While most would dread living out of a suitcase for months at a time, Marilyn says the job was made for her.
“My role was basically to give people updates on their clinical practices and get staff educated and up to date,” she said.
“I really loved the challenge and jumped to attention and went straight away the moment they asked me.”
Marilyn said is essential that rural health professionals are provided up-to-date healthcare education.
“Drug treatments are always changing and now we have the Telehealth system where people need to know how to operate machinery.
With health care a topic hot on the rural agenda, she said it is the right of people in the bush to have access to medical services on par with their urban counterparts.
“People in the bush need to be cared for and they need to have people who are up-to-date with information,” Marilyn said.
“They are just as important as people in the city. Without those living in the bush, people in the city would have no food on their plates.”
With mounting pressures to staff rural and remote medical practices, Marilyn said training and support is key to ensuring this service is sustained.
“There are people who desperately want to be working in the bush and they should be supported adequately to provide a service to those living in the outback,” she said.
“People in rural hospitals don’t actually have enough staff to cover those who go away for training. So by going out there I was able to deliver some of that education to them, while not taking away from the service being provided. “
With domestic tourism all the rage among ‘grey nomads,’ Marilyn said remote health care can be a big issue for those needing specialist treatment or medication.

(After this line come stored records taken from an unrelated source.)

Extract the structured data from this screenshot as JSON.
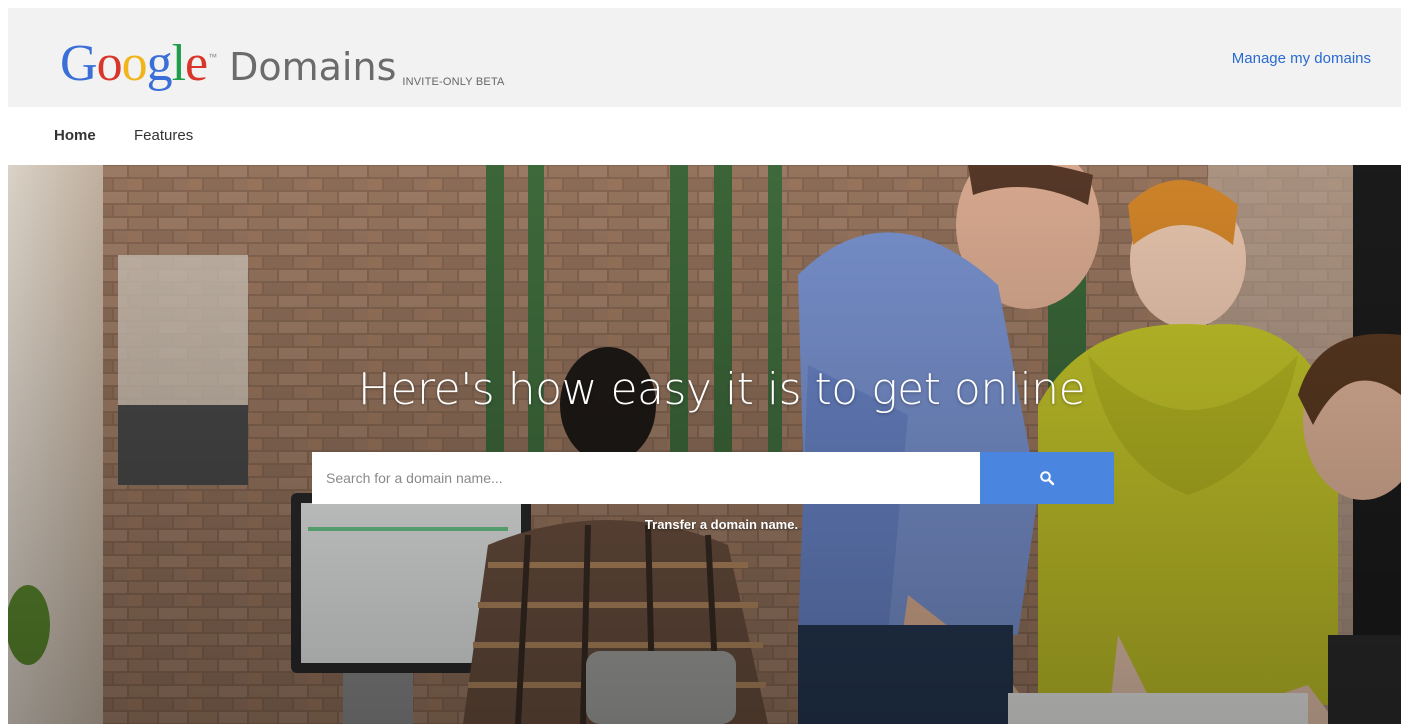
{
  "brand": {
    "google_letters": [
      "G",
      "o",
      "o",
      "g",
      "l",
      "e"
    ],
    "trademark": "™",
    "product": "Domains",
    "badge": "INVITE-ONLY BETA",
    "colors": {
      "blue": "#3b6fd8",
      "red": "#d9362b",
      "yellow": "#f1b51c",
      "green": "#1e9d4a"
    }
  },
  "header": {
    "manage_link": "Manage my domains",
    "background": "#f2f2f2",
    "link_color": "#2a6ad1"
  },
  "nav": {
    "items": [
      {
        "label": "Home",
        "active": true
      },
      {
        "label": "Features",
        "active": false
      }
    ]
  },
  "hero": {
    "headline": "Here's how easy it is to get online",
    "search": {
      "placeholder": "Search for a domain name...",
      "value": "",
      "button_icon": "search-icon",
      "button_color": "#4a86df"
    },
    "transfer_link": "Transfer a domain name."
  }
}
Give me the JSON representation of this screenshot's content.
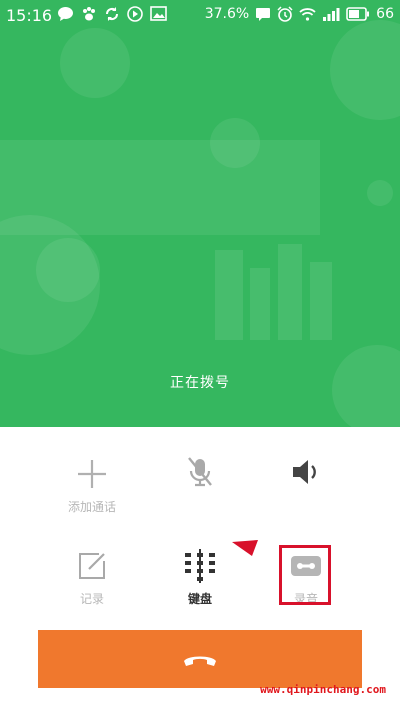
{
  "status_bar": {
    "time": "15:16",
    "battery_percent_text": "37.6%",
    "battery_level": "66",
    "left_icons": [
      "message-icon",
      "paw-icon",
      "sync-icon",
      "play-icon",
      "image-icon"
    ],
    "right_icons": [
      "chat-icon",
      "alarm-icon",
      "wifi-icon",
      "signal-icon",
      "battery-icon"
    ]
  },
  "call": {
    "status_text": "正在拨号",
    "background_color": "#35b75f"
  },
  "controls": [
    {
      "id": "add-call",
      "label": "添加通话",
      "icon": "plus-icon"
    },
    {
      "id": "mute",
      "label": "",
      "icon": "mic-off-icon"
    },
    {
      "id": "speaker",
      "label": "",
      "icon": "speaker-icon"
    },
    {
      "id": "notes",
      "label": "记录",
      "icon": "note-edit-icon"
    },
    {
      "id": "keypad",
      "label": "键盘",
      "icon": "keypad-icon"
    },
    {
      "id": "record",
      "label": "录音",
      "icon": "tape-record-icon"
    }
  ],
  "hangup": {
    "icon": "phone-hangup-icon",
    "color": "#f0782d"
  },
  "watermark": "www.qinpinchang.com",
  "highlight_color": "#d8112b"
}
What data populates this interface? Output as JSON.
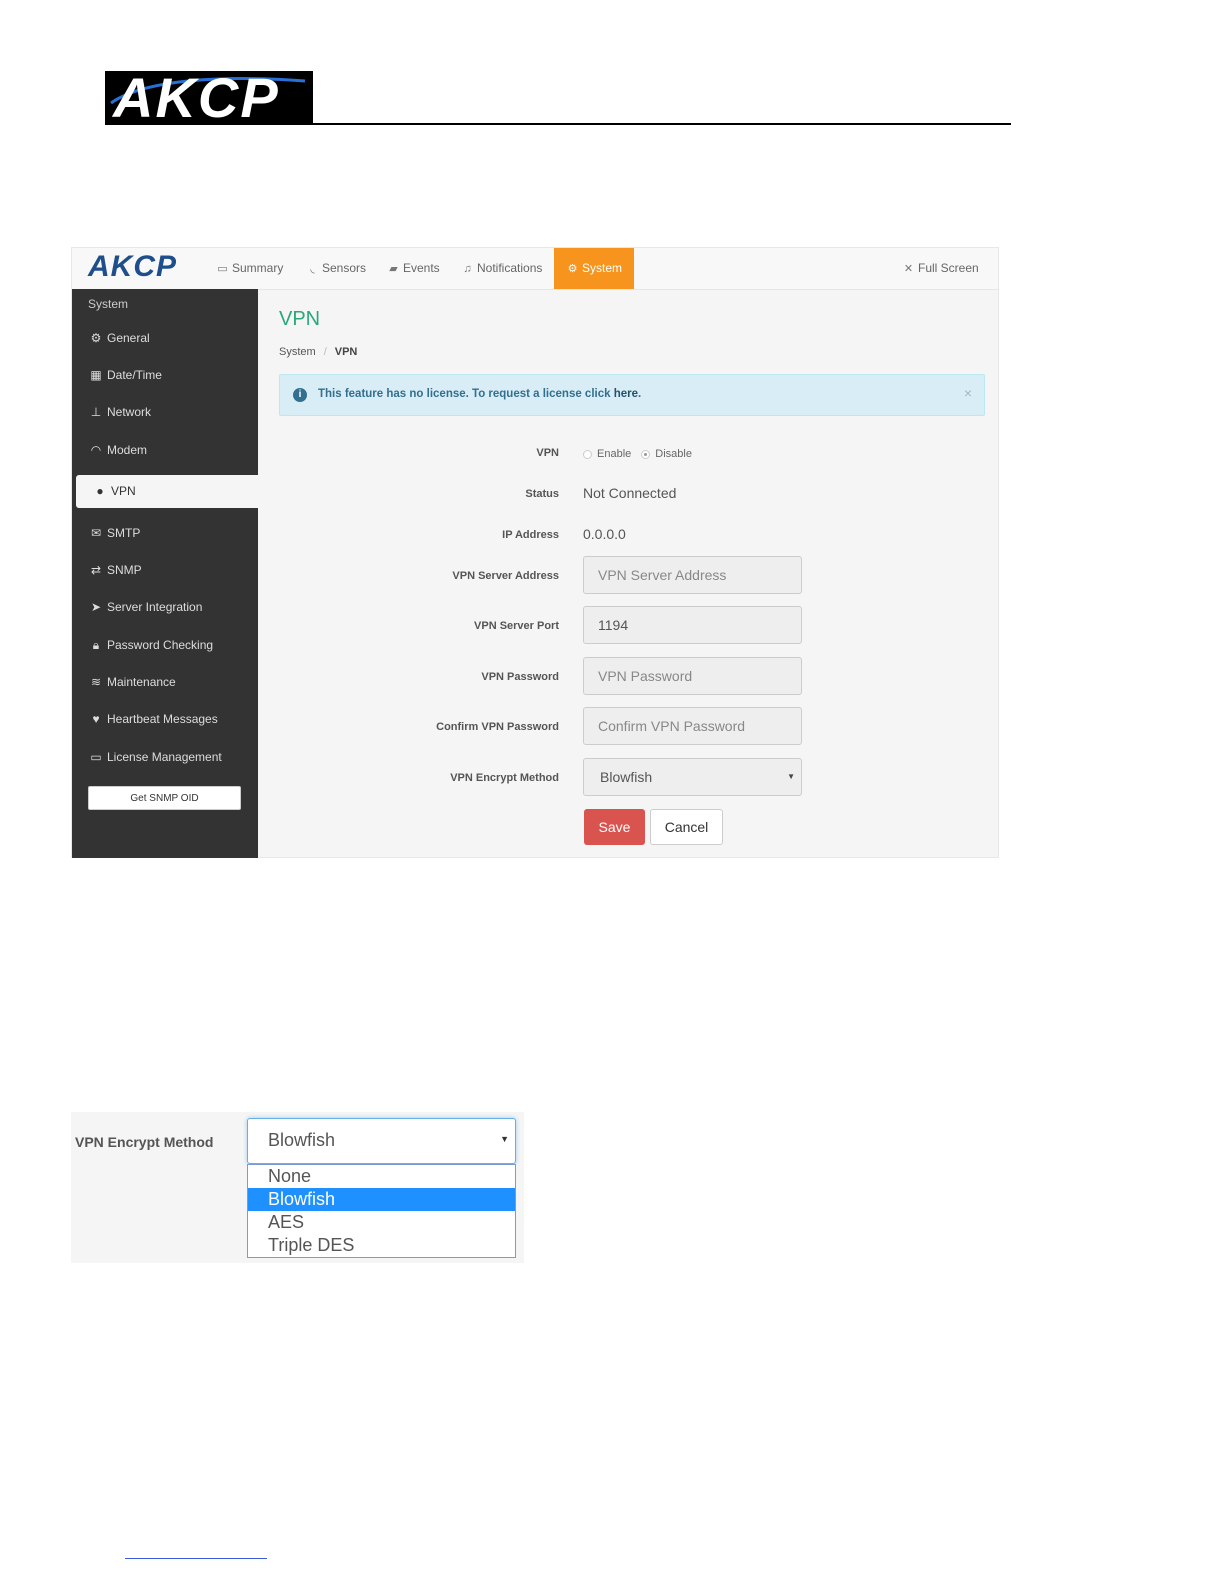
{
  "document": {
    "logo_text": "AKCP"
  },
  "app": {
    "logo_text": "AKCP",
    "nav": [
      {
        "label": "Summary",
        "icon": "monitor-icon"
      },
      {
        "label": "Sensors",
        "icon": "rss-icon"
      },
      {
        "label": "Events",
        "icon": "book-icon"
      },
      {
        "label": "Notifications",
        "icon": "bell-icon"
      },
      {
        "label": "System",
        "icon": "gears-icon",
        "active": true
      }
    ],
    "fullscreen_label": "Full Screen"
  },
  "sidebar": {
    "heading": "System",
    "items": [
      {
        "label": "General",
        "icon": "gears-icon"
      },
      {
        "label": "Date/Time",
        "icon": "calendar-icon"
      },
      {
        "label": "Network",
        "icon": "sitemap-icon"
      },
      {
        "label": "Modem",
        "icon": "wifi-icon"
      },
      {
        "label": "VPN",
        "icon": "globe-icon",
        "active": true
      },
      {
        "label": "SMTP",
        "icon": "envelope-icon"
      },
      {
        "label": "SNMP",
        "icon": "exchange-icon"
      },
      {
        "label": "Server Integration",
        "icon": "paper-plane-icon"
      },
      {
        "label": "Password Checking",
        "icon": "lock-icon"
      },
      {
        "label": "Maintenance",
        "icon": "database-icon"
      },
      {
        "label": "Heartbeat Messages",
        "icon": "heart-icon"
      },
      {
        "label": "License Management",
        "icon": "credit-card-icon"
      }
    ],
    "snmp_oid_button": "Get SNMP OID"
  },
  "main": {
    "title": "VPN",
    "breadcrumb": {
      "parent": "System",
      "separator": "/",
      "current": "VPN"
    },
    "alert": {
      "text": "This feature has no license. To request a license click ",
      "link": "here",
      "suffix": ".",
      "close": "×",
      "icon": "info-circle-icon"
    },
    "form": {
      "vpn_label": "VPN",
      "enable_label": "Enable",
      "disable_label": "Disable",
      "selected": "Disable",
      "status_label": "Status",
      "status_value": "Not Connected",
      "ip_label": "IP Address",
      "ip_value": "0.0.0.0",
      "server_address_label": "VPN Server Address",
      "server_address_placeholder": "VPN Server Address",
      "server_port_label": "VPN Server Port",
      "server_port_value": "1194",
      "password_label": "VPN Password",
      "password_placeholder": "VPN Password",
      "confirm_password_label": "Confirm VPN Password",
      "confirm_password_placeholder": "Confirm VPN Password",
      "encrypt_label": "VPN Encrypt Method",
      "encrypt_value": "Blowfish",
      "save_label": "Save",
      "cancel_label": "Cancel"
    }
  },
  "dropdown_detail": {
    "label": "VPN Encrypt Method",
    "selected_value": "Blowfish",
    "options": [
      "None",
      "Blowfish",
      "AES",
      "Triple DES"
    ],
    "highlighted": "Blowfish"
  },
  "colors": {
    "accent": "#f7941d",
    "sidebar_bg": "#333333",
    "title_green": "#2aa87a",
    "danger": "#d9534f",
    "info_bg": "#d9edf7",
    "highlight": "#1e90ff"
  }
}
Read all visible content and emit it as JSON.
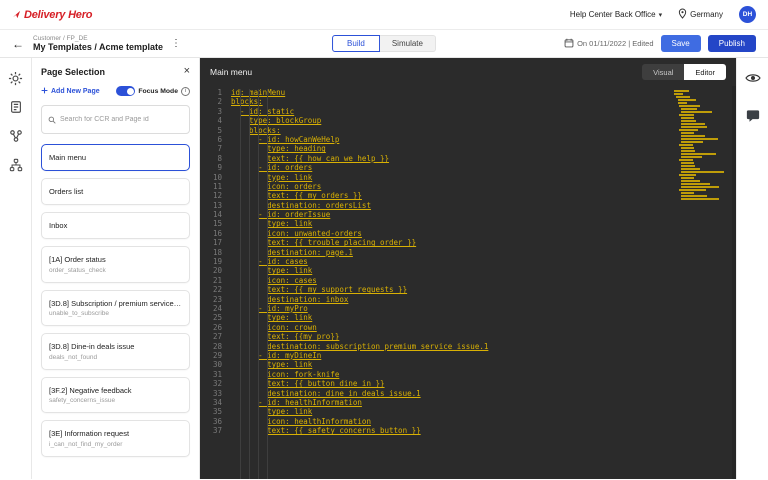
{
  "topbar": {
    "logo": "Delivery Hero",
    "app_title": "Help Center Back Office",
    "country": "Germany",
    "avatar_initials": "DH"
  },
  "header": {
    "breadcrumb": "Customer / FP_DE",
    "title": "My Templates / Acme template",
    "build_label": "Build",
    "simulate_label": "Simulate",
    "edited_status": "On 01/11/2022 | Edited",
    "save_label": "Save",
    "publish_label": "Publish"
  },
  "icons": {
    "back": "←",
    "kebab": "⋮",
    "close": "×",
    "chevron_down": "▾"
  },
  "panel": {
    "title": "Page Selection",
    "add_new_page": "Add New Page",
    "focus_mode": "Focus Mode",
    "search_placeholder": "Search for CCR and Page id",
    "pages": [
      {
        "label": "Main menu",
        "sub": "",
        "selected": true
      },
      {
        "label": "Orders list",
        "sub": "",
        "selected": false
      },
      {
        "label": "Inbox",
        "sub": "",
        "selected": false
      },
      {
        "label": "[1A] Order status",
        "sub": "order_status_check",
        "selected": false
      },
      {
        "label": "[3D.8] Subscription / premium service is...",
        "sub": "unable_to_subscribe",
        "selected": false
      },
      {
        "label": "[3D.8] Dine-in deals issue",
        "sub": "deals_not_found",
        "selected": false
      },
      {
        "label": "[3F.2] Negative feedback",
        "sub": "safety_concerns_issue",
        "selected": false
      },
      {
        "label": "[3E] Information request",
        "sub": "i_can_not_find_my_order",
        "selected": false
      }
    ]
  },
  "editor": {
    "title": "Main menu",
    "mode_visual": "Visual",
    "mode_editor": "Editor",
    "code_lines": [
      "id: mainMenu",
      "blocks:",
      "  - id: static",
      "    type: blockGroup",
      "    blocks:",
      "      - id: howCanWeHelp",
      "        type: heading",
      "        text: {{ how_can_we_help }}",
      "      - id: orders",
      "        type: link",
      "        icon: orders",
      "        text: {{ my_orders }}",
      "        destination: ordersList",
      "      - id: orderIssue",
      "        type: link",
      "        icon: unwanted-orders",
      "        text: {{ trouble_placing_order }}",
      "        destination: page.1",
      "      - id: cases",
      "        type: link",
      "        icon: cases",
      "        text: {{ my_support_requests }}",
      "        destination: inbox",
      "      - id: myPro",
      "        type: link",
      "        icon: crown",
      "        text: {{my_pro}}",
      "        destination: subscription_premium_service_issue.1",
      "      - id: myDineIn",
      "        type: link",
      "        icon: fork-knife",
      "        text: {{ button_dine_in }}",
      "        destination: dine_in_deals_issue.1",
      "      - id: healthInformation",
      "        type: link",
      "        icon: healthInformation",
      "        text: {{ safety_concerns_button }}"
    ]
  },
  "colors": {
    "accent_blue": "#2c51d8",
    "logo_red": "#d61f26",
    "editor_bg": "#2b2b2b",
    "code_yellow": "#d9b104"
  }
}
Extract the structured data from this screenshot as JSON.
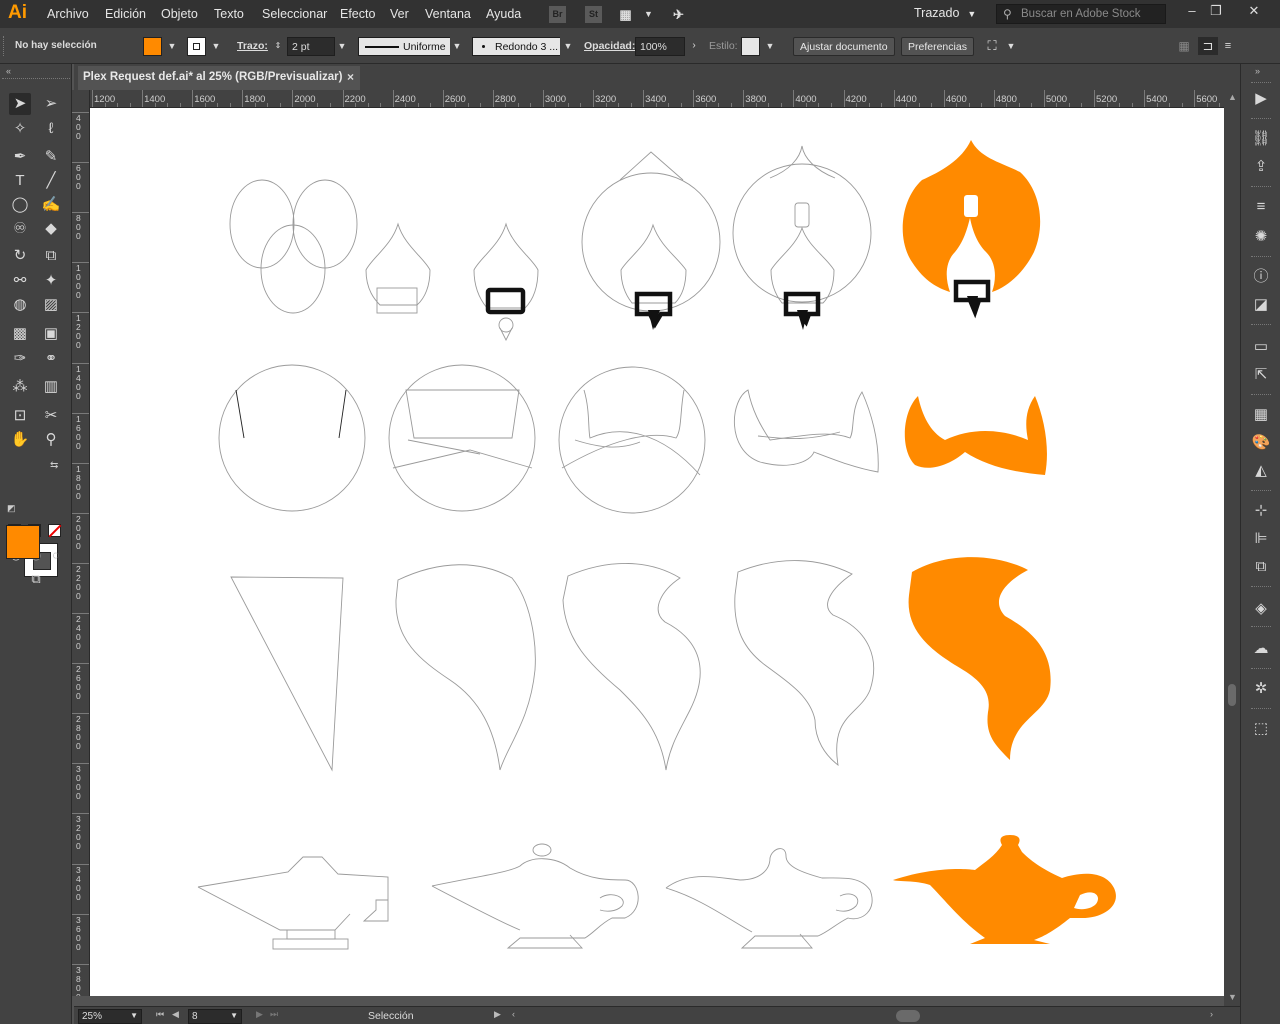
{
  "app": {
    "logo": "Ai"
  },
  "menubar": {
    "items": [
      "Archivo",
      "Edición",
      "Objeto",
      "Texto",
      "Seleccionar",
      "Efecto",
      "Ver",
      "Ventana",
      "Ayuda"
    ],
    "bridge": "Br",
    "stock": "St",
    "workspace": "Trazado",
    "search_placeholder": "Buscar en Adobe Stock"
  },
  "controlbar": {
    "selection": "No hay selección",
    "fill_color": "#ff8a00",
    "stroke_label": "Trazo:",
    "stroke_weight": "2 pt",
    "stroke_profile": "Uniforme",
    "brush": "Redondo 3 ...",
    "opacity_label": "Opacidad:",
    "opacity_value": "100%",
    "style_label": "Estilo:",
    "adjust_button": "Ajustar documento",
    "prefs_button": "Preferencias"
  },
  "document": {
    "tab_title": "Plex Request def.ai* al 25% (RGB/Previsualizar)",
    "close": "×"
  },
  "ruler": {
    "top_labels": [
      "1200",
      "1400",
      "1600",
      "1800",
      "2000",
      "2200",
      "2400",
      "2600",
      "2800",
      "3000",
      "3200",
      "3400",
      "3600",
      "3800",
      "4000",
      "4200",
      "4400",
      "4600",
      "4800",
      "5000",
      "5200",
      "5400",
      "5600"
    ],
    "left_labels": [
      "400",
      "600",
      "800",
      "1000",
      "1200",
      "1400",
      "1600",
      "1800",
      "2000",
      "2200",
      "2400",
      "2600",
      "2800",
      "3000",
      "3200",
      "3400",
      "3600",
      "3800"
    ]
  },
  "toolbar": {
    "fill_color": "#ff8a00",
    "stroke_color": "#ffffff"
  },
  "status": {
    "zoom": "25%",
    "page": "8",
    "text": "Selección"
  },
  "colors": {
    "accent_orange": "#ff8a00",
    "outline": "#9a9a9a"
  }
}
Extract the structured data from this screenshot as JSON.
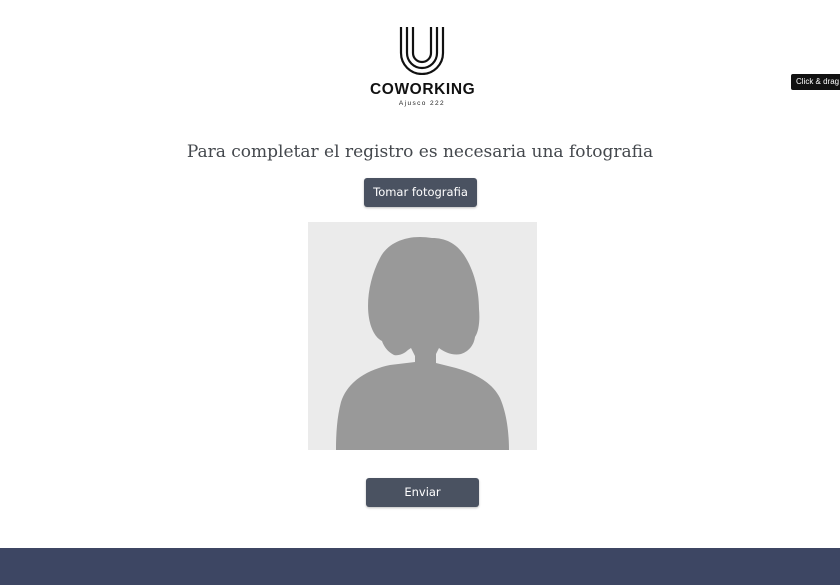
{
  "logo": {
    "wordmark": "COWORKING",
    "subtitle": "Ajusco 222",
    "icon": "u-lines-logo-icon"
  },
  "drag_tooltip": "Click & drag",
  "heading": "Para completar el registro es necesaria una fotografia",
  "take_photo_button": "Tomar fotografia",
  "photo_placeholder": {
    "icon": "avatar-silhouette-icon"
  },
  "send_button": "Enviar",
  "colors": {
    "button": "#4a5261",
    "footer": "#3d4663",
    "placeholder_bg": "#ebebeb",
    "silhouette": "#999999"
  }
}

“People in the remote hospitals need to be switched on and know a lot of things. Or at least be able to know where to look it up if they don’t.”
While her role didn’t come without a fair share of hardship and resistance, Marilyn said change is necessary in order to evolve.
“If you aren’t out and actively learning, you will get nowhere.
“I thoroughly enjoyed it, have fond memories and made a lot of friends while I was there.
“If I ever go back out past any of those places where I was worked, I will definitely be calling in to see them.”
After closing the door on an intense career, Marilyn said craft is something that helped her unwind.
And as the highest point scorer in the spinning and weaving classes at the Toowoomba Show, it would appear Marilyn’s passion for learning was intrinsic from birth.
Paying homage to her great-grandmother’s lace-working skills, Marilyn said she has had a love for craft throughout her life.
“I had various mentors growing up. All of the women in my family learned home-care skills like dressmaking and how to sew a button on when we were about 10 years of age,” she said.
While Marilyn’s domestic skills have earned her top honours this year, she feared the art is being lost.
“I’d like to see some of the schools bringing life skills back into their curriculums,” she said.
“It is important to be able to sew a button on, sew a zip in, bring a hem up, iron a shirt and know how to cook a meal.”